The night claims the darkness that we took away from the morning or something like that.
There is one satisfaction regarding daylight savings time. Now the daylight makes room for students coming to school. What isn’t coming up earlier in the morning closes shop early and the lights come back on.
I find Mello and Fred barking through the front window and the back windows but not simultaneously.
Fred shares his shrieking bark that’s instrumental in creating the painful sound. Their preferred barking site is anyone passing by on Fourth Street on either sides of the street.
The night’s walk around the block seems to please Fred’s walk unless another human being or another dog meets us and then he attempts to get out of the way.
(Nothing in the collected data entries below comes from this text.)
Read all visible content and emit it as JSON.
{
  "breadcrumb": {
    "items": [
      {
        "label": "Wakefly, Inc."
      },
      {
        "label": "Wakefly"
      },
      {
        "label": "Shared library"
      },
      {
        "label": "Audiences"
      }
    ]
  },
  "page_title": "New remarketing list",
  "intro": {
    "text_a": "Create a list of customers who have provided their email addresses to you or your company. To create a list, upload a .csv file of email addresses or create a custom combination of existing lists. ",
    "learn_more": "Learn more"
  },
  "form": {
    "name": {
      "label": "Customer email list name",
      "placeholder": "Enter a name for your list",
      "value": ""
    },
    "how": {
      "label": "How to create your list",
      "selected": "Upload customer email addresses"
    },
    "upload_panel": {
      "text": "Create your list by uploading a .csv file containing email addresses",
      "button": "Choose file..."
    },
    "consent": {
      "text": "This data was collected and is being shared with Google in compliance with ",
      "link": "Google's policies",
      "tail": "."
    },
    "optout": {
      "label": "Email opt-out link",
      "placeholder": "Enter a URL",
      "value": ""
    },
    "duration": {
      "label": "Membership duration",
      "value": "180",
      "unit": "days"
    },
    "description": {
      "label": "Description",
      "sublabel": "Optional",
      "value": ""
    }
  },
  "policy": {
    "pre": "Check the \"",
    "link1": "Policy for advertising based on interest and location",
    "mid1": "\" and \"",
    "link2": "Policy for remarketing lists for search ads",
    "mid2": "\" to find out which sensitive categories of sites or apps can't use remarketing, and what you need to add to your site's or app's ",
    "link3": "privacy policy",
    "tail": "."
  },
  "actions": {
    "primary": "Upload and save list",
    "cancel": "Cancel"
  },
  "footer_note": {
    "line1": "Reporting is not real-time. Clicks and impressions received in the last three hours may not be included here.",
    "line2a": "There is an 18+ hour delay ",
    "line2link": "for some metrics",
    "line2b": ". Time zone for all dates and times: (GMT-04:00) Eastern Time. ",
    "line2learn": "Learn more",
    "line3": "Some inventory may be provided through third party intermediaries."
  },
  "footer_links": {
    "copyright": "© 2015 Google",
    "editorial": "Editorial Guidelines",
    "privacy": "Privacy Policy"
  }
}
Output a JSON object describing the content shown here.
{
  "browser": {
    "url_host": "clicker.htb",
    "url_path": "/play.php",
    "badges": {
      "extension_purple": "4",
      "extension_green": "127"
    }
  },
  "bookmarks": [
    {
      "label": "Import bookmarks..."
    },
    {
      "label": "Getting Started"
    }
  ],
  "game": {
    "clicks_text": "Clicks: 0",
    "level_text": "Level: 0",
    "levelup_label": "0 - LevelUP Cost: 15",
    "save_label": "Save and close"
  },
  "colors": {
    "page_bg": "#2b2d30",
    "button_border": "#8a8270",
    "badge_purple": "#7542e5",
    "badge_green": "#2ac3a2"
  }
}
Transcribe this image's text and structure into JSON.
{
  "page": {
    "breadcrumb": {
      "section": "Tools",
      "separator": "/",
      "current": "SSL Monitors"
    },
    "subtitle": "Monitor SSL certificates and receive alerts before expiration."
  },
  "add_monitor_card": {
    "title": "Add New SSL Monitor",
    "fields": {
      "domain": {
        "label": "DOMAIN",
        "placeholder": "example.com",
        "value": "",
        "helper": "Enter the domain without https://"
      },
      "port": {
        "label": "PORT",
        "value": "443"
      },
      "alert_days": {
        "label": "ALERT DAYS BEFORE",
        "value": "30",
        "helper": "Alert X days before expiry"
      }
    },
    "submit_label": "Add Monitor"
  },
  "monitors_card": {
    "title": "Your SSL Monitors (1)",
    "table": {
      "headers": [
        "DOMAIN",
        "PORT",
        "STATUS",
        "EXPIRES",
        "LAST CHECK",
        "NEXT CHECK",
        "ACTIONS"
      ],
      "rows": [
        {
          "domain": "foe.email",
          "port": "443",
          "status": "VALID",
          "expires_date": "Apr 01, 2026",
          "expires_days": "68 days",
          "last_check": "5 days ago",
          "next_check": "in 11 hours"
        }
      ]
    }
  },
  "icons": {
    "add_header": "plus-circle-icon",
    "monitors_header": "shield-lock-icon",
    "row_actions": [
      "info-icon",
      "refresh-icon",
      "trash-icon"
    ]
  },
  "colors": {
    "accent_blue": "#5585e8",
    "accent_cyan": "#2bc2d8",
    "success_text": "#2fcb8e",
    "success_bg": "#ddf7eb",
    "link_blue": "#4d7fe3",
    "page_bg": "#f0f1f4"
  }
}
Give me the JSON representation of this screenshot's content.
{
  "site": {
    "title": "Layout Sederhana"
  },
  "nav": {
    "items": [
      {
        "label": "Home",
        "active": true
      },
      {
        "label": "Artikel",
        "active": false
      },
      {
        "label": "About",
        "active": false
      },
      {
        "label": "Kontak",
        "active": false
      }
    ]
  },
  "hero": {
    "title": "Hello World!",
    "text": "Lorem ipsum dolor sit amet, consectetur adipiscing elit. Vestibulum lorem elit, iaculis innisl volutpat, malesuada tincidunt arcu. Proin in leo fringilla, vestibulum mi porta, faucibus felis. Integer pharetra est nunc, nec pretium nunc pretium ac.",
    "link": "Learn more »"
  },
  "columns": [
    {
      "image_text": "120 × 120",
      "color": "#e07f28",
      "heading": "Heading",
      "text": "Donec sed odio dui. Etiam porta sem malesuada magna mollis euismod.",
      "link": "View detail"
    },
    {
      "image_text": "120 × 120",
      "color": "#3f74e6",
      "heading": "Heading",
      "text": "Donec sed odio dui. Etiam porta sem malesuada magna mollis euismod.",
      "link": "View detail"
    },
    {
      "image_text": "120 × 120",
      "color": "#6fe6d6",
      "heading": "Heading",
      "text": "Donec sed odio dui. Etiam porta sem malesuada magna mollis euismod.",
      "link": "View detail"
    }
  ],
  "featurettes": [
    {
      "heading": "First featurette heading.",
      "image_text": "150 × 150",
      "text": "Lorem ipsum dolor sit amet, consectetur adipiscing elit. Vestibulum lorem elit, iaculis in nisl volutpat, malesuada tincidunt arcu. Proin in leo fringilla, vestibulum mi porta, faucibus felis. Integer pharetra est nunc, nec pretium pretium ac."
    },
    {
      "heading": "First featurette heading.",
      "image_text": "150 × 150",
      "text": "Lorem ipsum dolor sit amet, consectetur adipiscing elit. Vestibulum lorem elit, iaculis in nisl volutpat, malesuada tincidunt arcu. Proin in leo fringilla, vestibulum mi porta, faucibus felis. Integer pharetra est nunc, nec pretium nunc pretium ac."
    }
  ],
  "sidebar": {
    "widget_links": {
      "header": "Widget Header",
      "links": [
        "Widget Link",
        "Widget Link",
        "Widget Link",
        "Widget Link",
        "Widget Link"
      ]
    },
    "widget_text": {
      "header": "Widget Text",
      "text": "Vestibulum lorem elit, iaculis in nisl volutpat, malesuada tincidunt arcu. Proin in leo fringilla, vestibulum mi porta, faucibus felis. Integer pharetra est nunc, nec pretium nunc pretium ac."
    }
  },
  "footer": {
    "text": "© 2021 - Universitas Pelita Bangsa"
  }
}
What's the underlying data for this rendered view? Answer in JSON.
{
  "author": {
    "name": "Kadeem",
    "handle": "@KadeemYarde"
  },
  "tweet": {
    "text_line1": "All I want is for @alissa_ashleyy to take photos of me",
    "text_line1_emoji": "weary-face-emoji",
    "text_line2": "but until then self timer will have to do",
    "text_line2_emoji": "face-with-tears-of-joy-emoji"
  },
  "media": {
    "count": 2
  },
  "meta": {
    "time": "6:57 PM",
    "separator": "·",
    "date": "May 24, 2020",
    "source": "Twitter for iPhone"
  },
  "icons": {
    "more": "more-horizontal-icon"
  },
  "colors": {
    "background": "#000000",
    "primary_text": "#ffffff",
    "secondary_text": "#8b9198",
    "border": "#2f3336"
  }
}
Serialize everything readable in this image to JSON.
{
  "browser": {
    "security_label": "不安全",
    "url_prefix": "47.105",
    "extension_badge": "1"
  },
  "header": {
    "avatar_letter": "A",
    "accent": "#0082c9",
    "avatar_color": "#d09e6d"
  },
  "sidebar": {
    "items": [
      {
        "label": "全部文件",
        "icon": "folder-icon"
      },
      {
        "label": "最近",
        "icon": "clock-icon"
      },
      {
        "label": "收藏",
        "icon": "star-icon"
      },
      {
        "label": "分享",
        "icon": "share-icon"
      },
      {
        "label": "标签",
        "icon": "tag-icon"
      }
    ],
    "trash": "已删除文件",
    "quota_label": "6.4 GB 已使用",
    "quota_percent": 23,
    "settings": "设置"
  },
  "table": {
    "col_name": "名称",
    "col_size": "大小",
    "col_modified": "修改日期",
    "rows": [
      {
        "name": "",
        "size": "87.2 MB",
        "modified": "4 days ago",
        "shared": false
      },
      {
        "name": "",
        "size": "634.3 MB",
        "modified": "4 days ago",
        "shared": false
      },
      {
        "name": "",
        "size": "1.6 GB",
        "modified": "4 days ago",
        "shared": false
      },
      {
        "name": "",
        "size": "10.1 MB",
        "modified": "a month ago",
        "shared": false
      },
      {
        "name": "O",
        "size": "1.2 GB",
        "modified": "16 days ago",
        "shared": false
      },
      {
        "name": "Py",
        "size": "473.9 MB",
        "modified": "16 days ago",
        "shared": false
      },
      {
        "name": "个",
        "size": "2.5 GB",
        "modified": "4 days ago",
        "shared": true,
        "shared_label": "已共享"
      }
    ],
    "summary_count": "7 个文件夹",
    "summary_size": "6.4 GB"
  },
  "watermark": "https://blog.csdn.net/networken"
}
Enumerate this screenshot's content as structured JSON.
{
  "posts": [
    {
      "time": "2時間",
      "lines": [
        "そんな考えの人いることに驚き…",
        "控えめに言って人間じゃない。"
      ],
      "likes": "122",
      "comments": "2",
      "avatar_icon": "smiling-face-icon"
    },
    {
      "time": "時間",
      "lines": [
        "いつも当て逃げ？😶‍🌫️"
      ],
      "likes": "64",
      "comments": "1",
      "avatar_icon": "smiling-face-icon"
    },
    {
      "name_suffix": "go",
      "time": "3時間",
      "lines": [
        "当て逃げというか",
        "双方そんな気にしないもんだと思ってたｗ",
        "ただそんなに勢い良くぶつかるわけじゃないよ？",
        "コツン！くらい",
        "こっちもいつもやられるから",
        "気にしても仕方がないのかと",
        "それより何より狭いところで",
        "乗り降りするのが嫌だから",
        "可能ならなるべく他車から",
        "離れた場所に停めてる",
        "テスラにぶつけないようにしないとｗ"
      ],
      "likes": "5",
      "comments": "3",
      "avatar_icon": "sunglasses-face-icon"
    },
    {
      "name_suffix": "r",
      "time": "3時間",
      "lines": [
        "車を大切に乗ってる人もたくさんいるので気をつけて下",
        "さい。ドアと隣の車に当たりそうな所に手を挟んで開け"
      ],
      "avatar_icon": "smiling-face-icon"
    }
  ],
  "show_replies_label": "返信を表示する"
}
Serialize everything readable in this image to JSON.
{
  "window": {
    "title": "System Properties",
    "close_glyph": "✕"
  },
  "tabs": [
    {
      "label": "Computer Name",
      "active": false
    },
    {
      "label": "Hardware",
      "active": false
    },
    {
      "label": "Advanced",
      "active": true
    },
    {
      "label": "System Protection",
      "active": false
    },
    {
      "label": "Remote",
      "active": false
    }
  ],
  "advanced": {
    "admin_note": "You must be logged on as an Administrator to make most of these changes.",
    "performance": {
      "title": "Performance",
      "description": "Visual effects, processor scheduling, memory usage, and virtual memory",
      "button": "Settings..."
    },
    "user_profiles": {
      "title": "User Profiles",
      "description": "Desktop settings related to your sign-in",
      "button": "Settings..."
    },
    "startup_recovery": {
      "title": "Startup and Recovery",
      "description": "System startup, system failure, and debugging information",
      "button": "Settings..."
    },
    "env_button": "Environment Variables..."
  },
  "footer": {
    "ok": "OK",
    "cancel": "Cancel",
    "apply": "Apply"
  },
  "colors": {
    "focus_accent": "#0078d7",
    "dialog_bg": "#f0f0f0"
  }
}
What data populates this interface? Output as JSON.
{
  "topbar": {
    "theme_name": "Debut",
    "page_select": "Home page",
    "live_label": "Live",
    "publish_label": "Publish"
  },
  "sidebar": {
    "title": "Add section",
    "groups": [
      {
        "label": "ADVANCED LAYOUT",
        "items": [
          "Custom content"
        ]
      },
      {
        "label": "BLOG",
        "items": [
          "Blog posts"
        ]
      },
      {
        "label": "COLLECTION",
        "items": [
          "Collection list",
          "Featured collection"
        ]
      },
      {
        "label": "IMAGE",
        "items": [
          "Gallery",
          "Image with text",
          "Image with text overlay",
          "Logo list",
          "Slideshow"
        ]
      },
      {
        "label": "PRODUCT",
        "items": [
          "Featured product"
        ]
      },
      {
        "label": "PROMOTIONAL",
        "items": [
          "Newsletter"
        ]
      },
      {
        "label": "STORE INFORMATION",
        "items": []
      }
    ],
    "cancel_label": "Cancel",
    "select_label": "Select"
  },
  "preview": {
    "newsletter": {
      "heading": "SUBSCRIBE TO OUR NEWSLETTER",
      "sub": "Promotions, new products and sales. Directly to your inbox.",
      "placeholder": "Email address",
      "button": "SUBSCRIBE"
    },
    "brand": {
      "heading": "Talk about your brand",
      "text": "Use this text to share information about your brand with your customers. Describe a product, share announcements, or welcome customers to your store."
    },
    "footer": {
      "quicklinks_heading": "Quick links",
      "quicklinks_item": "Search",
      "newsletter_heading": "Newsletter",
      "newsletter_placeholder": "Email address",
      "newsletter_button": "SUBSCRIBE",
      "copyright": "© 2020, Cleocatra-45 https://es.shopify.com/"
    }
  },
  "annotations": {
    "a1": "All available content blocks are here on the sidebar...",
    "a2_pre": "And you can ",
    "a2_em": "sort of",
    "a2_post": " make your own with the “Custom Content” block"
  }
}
I usually slip him out of the way.
Then there’s Echo, the cat Lydia acquired when she was attending school in Minneapolis. Echo carefully rests beside me and she too is napping.
Ptolme is in hiding. I think Ptolme is one of the oldest cats in town.
I will be coming home from Cloquet where I was visiting Jana, my niece and former writer of the Austin Daily Herald. She will meet us with someone who is willing to publish. We will meet with him in Duluth and that’s home to a delightful library and Bob Mathias.
Bob was a friend of my brother’s and our family and now is a lawyer or maybe he has retired. I saw him a few years ago at his office and he looked the same. He was a good athlete in Austin.
I was able to get a copy of my book, “You Beau Coup Dien Cai Dau,” printed at Staple’s and now I have my very own Sandisk Cruzer. The Staple employee put it together in a matter of minutes.